Despite harvest activity beginning in Brazil, interior soybean prices there are firming, helping U.S. beans remain competitive globally. There is expectations that China may have booked up to 10 U.S. cargoes yesterday. Meanwhile, several Brazilian exporters are reportedly backing out of the Amazon soy moratorium, which could be a tailwind for U.S. exports if global buyers shift to more sustainable supply chains.

 

Volume will likely stay light until we get closer to Monday’s USDA data drop, but with some risk premium returning and China back in the market, the tone is more balanced than bearish for now. Managed money is showing a willingness to buy low volatility and below cost of production prices. Corn exports are 64.8% above last year and at 1.06 Bil Bu. Ethanol margins remain at 5-$0.10/gal.

 

Live and feeder cattle futures found follow-through buying on Monday after Friday’s sharp lift. Later in the day, gains were checked, but solid closes were still achieved. The cash feeder index jumped $2.89 to $353.11 after correcting last week. We now have futures ahead of the cash index, which hasn’t happened in a while. Box beef prices saw follow-through buying again yesterday, with choice up $3.73 and select up $4.58. The choice/select spread basically is saying beef is beef. This is typical when markets are tight, similarly, when low-quality wheat gets hauled to town and is taken with little discount when supplies are tight.

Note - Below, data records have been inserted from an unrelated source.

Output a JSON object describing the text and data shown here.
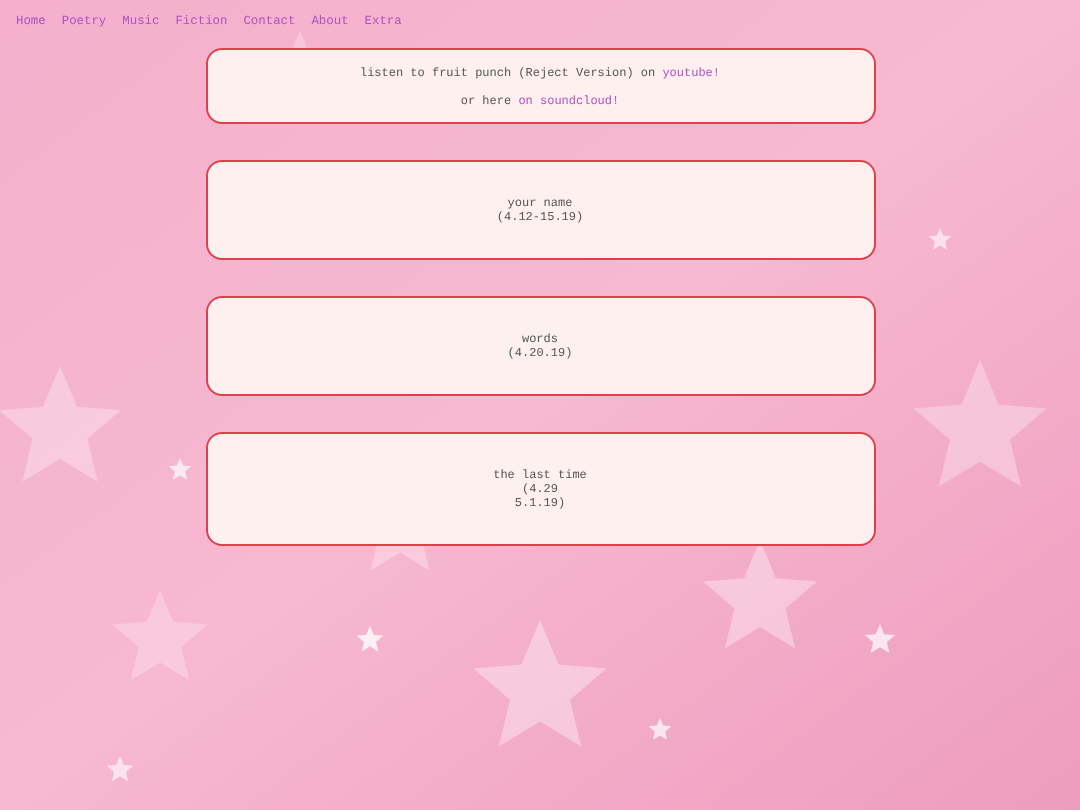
{
  "nav": [
    "Home",
    "Poetry",
    "Music",
    "Fiction",
    "Contact",
    "About",
    "Extra"
  ],
  "cards": [
    {
      "lines": [
        [
          {
            "kind": "text",
            "text": "listen to fruit punch (Reject Version) on "
          },
          {
            "kind": "link",
            "text": "youtube!"
          }
        ],
        [
          {
            "kind": "text",
            "text": "or here "
          },
          {
            "kind": "link",
            "text": "on soundcloud!"
          }
        ]
      ]
    },
    {
      "lines": [
        [
          {
            "kind": "text",
            "text": "your name"
          }
        ],
        [
          {
            "kind": "text",
            "text": "(4.12-15.19)"
          }
        ]
      ]
    },
    {
      "lines": [
        [
          {
            "kind": "text",
            "text": "words"
          }
        ],
        [
          {
            "kind": "text",
            "text": "(4.20.19)"
          }
        ]
      ]
    },
    {
      "lines": [
        [
          {
            "kind": "text",
            "text": "the last time"
          }
        ],
        [
          {
            "kind": "text",
            "text": "(4.29"
          }
        ],
        [
          {
            "kind": "text",
            "text": "5.1.19)"
          }
        ]
      ]
    }
  ]
}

February cattle are targeting 238-240 as the next major upside resistance point, while near-term support now resides at its breakout at the 231.50-232.00 range. Feeder cattle are now in search of the 78% retracement of the fall decline which on the March contract comes in at 361, but on the continuation chart at 365. After having risen so rapidly, light support on March feeders is 353.00, while major support develops at 346-347. With large volatility, comes large ranges between support and resistance.